Collector’s Eye: Jim & Karen Hensley

In the sagebrush and juniper of the high desert of central Oregon, just outside the small hamlet of Tumalo, Jim and Karen Hensley have made their home. “Working harder than ever” in commercial real estate, they also take time to appreciate the finer things in life, over time amassing an impressive collection of fine art. The bulk of the collection, well over 200 hundred pieces, is split between Bay Area artists from California, artists from Salem, Oregon, and international artists. It is without doubt eclectic, comprising black-and-white photography, oil paintings, pottery, glass, rock and bronze sculptures, even a hand-painted Phyllis Yes 1967 Porsche 911S, PorShe

The main house sits on 10 acres, perched on the edge of a lava flow and looking out on a 100-mile stretch of the Southern Cascade Range. A second residence, “The Casita,” a short distance away through a breezeway, is used as an office and sometimes retreat space and workshop for the occasional artists in residence the Hensleys host. It holds dozens more works, many commissioned, and has a separate gallery space. Married for 10 years, the Hensleys happily encourage each other in their collecting “disease.” 
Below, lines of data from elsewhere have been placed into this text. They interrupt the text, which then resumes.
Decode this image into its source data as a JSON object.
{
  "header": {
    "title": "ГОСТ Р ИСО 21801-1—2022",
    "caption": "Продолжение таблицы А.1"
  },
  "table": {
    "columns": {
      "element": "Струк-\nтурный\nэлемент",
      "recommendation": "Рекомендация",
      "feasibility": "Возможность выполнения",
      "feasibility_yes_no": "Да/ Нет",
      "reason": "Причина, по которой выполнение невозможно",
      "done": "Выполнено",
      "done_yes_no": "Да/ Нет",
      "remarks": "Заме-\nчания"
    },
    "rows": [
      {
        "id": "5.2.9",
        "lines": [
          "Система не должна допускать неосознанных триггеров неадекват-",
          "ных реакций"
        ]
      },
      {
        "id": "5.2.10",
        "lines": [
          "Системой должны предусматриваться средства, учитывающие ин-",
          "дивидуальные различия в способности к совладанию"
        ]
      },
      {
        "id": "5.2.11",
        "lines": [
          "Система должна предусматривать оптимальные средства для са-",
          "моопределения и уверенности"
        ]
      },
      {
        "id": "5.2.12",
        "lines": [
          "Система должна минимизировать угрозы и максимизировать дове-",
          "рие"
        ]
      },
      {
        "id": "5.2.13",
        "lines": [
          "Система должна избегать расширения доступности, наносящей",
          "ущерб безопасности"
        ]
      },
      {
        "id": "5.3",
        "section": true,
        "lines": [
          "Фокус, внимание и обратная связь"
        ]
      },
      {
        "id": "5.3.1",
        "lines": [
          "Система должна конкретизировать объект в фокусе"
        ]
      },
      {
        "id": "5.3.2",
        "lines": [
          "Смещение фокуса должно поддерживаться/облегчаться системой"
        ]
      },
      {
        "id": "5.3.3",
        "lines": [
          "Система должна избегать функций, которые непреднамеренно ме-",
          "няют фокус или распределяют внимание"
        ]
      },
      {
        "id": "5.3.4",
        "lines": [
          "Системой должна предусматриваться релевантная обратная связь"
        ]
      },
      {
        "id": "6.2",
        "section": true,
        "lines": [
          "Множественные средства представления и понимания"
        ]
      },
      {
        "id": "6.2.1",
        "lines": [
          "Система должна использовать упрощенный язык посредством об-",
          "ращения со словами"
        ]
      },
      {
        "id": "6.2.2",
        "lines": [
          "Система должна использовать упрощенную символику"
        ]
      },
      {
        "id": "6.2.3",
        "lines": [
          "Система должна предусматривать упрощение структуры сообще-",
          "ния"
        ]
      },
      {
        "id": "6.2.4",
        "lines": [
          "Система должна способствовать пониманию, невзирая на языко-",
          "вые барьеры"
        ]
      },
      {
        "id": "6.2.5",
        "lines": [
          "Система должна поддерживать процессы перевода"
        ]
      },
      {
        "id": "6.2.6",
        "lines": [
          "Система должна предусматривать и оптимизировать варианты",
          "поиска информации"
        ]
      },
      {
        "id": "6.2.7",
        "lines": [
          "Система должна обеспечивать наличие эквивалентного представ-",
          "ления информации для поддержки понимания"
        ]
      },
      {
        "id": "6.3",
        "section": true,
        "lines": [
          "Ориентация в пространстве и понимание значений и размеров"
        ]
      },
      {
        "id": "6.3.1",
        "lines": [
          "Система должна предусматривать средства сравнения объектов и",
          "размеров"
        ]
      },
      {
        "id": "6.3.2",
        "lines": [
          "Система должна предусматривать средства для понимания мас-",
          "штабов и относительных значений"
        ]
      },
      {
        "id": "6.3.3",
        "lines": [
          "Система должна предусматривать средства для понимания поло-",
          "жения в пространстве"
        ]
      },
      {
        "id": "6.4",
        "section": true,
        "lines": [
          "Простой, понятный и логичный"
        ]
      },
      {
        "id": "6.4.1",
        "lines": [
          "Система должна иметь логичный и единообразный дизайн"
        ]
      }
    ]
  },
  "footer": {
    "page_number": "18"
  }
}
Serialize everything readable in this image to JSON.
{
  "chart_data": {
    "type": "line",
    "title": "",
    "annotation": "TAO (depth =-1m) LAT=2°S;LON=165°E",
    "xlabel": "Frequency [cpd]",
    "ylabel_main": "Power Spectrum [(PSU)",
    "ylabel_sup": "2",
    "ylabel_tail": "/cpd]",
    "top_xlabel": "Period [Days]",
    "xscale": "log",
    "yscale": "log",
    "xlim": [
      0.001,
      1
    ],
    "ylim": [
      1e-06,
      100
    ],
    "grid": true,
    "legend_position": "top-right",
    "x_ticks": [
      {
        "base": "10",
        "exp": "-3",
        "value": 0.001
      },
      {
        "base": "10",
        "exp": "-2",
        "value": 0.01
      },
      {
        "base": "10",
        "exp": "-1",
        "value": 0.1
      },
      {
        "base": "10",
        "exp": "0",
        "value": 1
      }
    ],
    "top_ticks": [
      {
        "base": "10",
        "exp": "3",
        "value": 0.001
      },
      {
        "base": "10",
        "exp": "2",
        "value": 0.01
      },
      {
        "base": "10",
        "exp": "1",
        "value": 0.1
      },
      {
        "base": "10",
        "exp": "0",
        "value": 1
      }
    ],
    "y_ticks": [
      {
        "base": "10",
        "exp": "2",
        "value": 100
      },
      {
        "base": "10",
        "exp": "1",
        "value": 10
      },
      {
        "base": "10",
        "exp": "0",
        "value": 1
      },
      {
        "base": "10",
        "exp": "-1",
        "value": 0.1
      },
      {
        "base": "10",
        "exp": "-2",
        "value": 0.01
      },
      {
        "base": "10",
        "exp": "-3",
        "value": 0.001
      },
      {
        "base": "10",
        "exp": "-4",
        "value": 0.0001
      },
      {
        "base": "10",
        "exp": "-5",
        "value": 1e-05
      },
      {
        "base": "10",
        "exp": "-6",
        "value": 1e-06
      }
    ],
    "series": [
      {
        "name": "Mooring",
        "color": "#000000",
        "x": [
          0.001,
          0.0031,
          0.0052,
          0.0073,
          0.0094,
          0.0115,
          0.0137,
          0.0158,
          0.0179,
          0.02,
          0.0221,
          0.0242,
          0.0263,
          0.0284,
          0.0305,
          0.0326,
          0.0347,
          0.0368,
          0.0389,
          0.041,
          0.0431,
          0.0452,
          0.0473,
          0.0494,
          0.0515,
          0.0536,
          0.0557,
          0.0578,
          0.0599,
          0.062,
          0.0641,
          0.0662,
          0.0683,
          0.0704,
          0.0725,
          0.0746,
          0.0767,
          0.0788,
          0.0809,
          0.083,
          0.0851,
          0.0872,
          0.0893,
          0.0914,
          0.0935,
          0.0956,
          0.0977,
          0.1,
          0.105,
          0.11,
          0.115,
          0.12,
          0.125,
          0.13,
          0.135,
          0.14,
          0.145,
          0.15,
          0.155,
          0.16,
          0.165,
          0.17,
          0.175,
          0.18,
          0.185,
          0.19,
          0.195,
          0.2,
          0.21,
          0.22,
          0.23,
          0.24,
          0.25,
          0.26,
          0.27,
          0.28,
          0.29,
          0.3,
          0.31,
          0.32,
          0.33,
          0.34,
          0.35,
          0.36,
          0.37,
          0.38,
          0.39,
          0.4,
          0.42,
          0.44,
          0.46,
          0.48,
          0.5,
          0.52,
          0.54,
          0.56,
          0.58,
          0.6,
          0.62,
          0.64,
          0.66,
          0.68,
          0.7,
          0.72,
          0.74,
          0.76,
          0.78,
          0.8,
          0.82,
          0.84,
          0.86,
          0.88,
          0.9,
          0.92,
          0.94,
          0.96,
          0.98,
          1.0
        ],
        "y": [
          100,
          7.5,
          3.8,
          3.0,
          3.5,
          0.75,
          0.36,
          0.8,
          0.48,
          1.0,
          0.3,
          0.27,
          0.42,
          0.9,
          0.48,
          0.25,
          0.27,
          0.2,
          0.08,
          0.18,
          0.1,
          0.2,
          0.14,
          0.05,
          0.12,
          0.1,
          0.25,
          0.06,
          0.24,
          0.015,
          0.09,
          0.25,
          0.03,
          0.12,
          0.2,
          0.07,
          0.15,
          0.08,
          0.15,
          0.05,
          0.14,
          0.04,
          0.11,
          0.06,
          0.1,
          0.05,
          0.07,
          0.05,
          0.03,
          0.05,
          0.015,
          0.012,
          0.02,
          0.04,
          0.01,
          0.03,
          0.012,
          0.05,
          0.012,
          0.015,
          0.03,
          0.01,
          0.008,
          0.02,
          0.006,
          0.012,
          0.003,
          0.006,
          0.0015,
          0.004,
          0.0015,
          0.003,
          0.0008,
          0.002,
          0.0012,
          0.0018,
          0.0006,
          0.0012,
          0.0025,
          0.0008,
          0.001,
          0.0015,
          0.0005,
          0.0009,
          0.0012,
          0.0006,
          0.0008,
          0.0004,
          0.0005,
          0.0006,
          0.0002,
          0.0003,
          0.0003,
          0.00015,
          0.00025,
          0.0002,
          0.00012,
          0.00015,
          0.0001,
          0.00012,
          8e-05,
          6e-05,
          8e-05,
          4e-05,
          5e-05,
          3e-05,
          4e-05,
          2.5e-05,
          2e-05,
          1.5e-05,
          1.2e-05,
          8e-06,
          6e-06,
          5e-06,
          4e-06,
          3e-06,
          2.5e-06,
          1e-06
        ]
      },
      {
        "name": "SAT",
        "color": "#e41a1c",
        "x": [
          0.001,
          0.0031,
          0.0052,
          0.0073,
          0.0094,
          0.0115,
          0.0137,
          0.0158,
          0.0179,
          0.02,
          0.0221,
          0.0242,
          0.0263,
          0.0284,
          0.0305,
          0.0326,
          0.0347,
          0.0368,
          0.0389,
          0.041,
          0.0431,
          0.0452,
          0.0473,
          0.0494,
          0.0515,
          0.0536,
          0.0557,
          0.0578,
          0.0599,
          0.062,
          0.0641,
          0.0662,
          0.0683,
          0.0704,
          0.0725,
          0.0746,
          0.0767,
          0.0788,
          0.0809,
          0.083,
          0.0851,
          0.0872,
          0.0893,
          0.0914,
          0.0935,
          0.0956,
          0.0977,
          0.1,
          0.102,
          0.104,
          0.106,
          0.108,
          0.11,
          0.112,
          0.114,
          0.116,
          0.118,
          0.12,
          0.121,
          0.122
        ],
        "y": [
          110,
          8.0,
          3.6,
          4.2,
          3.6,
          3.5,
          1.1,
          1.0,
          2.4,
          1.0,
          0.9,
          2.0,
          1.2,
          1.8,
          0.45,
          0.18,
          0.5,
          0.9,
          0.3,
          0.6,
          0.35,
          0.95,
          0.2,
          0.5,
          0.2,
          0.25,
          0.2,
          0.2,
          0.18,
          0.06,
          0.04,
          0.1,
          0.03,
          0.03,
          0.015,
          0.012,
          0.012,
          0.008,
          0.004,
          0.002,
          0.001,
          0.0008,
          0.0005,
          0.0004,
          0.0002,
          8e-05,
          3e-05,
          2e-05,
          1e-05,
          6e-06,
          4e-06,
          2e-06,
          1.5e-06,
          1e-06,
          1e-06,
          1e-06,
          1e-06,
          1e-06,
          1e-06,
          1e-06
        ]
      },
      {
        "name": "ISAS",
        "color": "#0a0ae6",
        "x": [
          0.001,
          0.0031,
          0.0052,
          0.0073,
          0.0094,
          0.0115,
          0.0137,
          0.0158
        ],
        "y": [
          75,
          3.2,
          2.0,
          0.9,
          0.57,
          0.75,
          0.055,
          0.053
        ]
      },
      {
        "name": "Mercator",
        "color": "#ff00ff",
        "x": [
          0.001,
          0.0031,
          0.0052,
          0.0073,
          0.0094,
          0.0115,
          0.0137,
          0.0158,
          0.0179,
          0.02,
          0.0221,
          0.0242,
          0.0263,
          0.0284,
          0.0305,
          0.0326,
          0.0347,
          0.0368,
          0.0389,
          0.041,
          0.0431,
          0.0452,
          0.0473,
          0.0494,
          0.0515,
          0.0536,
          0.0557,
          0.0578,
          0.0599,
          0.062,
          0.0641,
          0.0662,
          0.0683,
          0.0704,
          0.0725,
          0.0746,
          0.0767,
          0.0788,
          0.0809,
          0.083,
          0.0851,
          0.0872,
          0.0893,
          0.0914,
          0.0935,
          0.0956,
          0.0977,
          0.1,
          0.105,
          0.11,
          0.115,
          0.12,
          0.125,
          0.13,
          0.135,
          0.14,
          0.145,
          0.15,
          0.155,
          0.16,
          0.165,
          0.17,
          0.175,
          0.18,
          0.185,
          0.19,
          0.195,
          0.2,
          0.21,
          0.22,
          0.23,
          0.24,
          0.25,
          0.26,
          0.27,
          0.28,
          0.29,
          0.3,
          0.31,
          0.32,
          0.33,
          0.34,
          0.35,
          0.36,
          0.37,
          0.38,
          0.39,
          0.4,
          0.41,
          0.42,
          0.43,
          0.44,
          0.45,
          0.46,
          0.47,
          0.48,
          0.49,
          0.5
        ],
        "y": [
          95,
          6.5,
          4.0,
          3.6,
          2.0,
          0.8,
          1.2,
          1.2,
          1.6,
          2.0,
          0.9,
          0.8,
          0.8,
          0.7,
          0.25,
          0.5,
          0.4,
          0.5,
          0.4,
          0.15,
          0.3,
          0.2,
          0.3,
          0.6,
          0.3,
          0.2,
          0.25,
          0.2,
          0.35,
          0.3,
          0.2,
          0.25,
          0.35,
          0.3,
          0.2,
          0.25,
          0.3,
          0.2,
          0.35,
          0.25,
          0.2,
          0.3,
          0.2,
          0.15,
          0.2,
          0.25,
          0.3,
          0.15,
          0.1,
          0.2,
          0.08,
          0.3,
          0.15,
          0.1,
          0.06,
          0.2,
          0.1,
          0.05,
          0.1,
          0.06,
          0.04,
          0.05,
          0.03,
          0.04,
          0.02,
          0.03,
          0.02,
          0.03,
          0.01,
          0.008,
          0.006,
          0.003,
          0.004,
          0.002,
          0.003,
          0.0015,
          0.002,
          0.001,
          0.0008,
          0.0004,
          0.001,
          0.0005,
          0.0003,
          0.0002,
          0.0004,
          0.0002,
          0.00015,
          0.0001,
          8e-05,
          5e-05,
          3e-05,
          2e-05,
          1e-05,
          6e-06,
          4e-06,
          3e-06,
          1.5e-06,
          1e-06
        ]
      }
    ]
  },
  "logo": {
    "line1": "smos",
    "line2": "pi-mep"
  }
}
WA&A: What inspires you to collect art?

Karen: I don’t think there is any one reason. We’re not collectors that are looking for something that’s going to be a good investment. Jim (laughing): It’s a little bit like a disease … but it’s more that we really like a piece and can live with it.

WA&A: What was the first piece you purchased and what made you choose it?

Jim: The very first piece was the Lorenzo Ghiglieri, from 1975, a bronze eagle. I came into the Portland airport one day and he had an exhibit there, and I thought, ‘Wow these are beautiful.’ And so I called him and he invited us over and that was the first piece.

WA&A: What is your most beloved piece and why?

Jim: Several, but I think for me the Butterfield horses. I’m just amazed every time I go look at them. How could that be bronze? Another would be the Boaz Vaadia, Yizhaq and Avi, the stone work. Karen: I’d say for me the Butterfield horses, partly because we have an emotional connection with those, we kind of went through the whole process of seeing how they were cast; it wasn’t like they were there in a gallery and we bought them. And then for oil paintings, my favorite piece is the Lichtenstein, the big one out there, Reflections on Girl. I love that piece. It’s a ‘wow’ piece for me. I really have a connection to his work.

WA&A: At what point did you realize you were collectors?

Jim: I would say it was probably 1988 when I seriously started collecting. I was living in the Bay Area at the time and the company I worked for had an art consultant. And I struck up a relationship with her and she was very helpful in educating me about art. Then along with purchasing art for the company, I started purchasing art for what I call “art for the personal.” She introduced us to Deborah Butterfield. Karen and I were married almost 10 years ago and continued collecting probably with more fervor because we support each other in that. Nobody’s throwing a wet blanket. It’s like ‘Oh you like that piece, so do I.’ In the last 10 years we’ve kind of picked the pace up. 

WA&A: With which living artist would you like to have to dinner?

Jim: I think Wayne Thiebaud, he did the Paint Cans and Candy Apples. I’ve met him twice, but only at artist receptions and never really got a chance to talk to him. He’s a gentle guy, quiet, unassuming, but in the art world, huge, and it would be interesting to just talk with him a little bit to get some history and so on.

WA&A: What was the one that got away?

Jim: We’ve sold a couple of pieces I wish we hadn’t. A ceramic artist, Viola Frey, in Oakland, did truly unique massive human figures and we had one called Pink Lady and ended up selling that. About two months later I was kicking myself. We had a Butterfield horse 15 years ago that we sold because we got in a financial bind, but I never forgot about that horse.

WA&A: If you could be any artist in history, who would you be?

Karen: I think for me it would have been fun to be Imogene Cunningham, to be in that era, that black-and-white era. She pioneered photography and was a contemporary of Georgia O’Keeffe. Jim: Michelangelo is who I would want to be because when we went to The Accademia in Florence where the David statue is, I mean, honestly, I got emotional. That piece is so dramatic, so famous. It’s the most famous piece of artwork ever. I got goose bumps, to be honest.

WA&A: Where do you imagine your collection will be in 100 years?

Jim: I think the significant pieces will be in museums. That’s kind of what the plan is. Boaz Vaadia is a younger guy but he’s going to be huge and any museum would love that piece. With six kids, other pieces will get divided up, but with the Lichtenstein pieces, any museum would love those.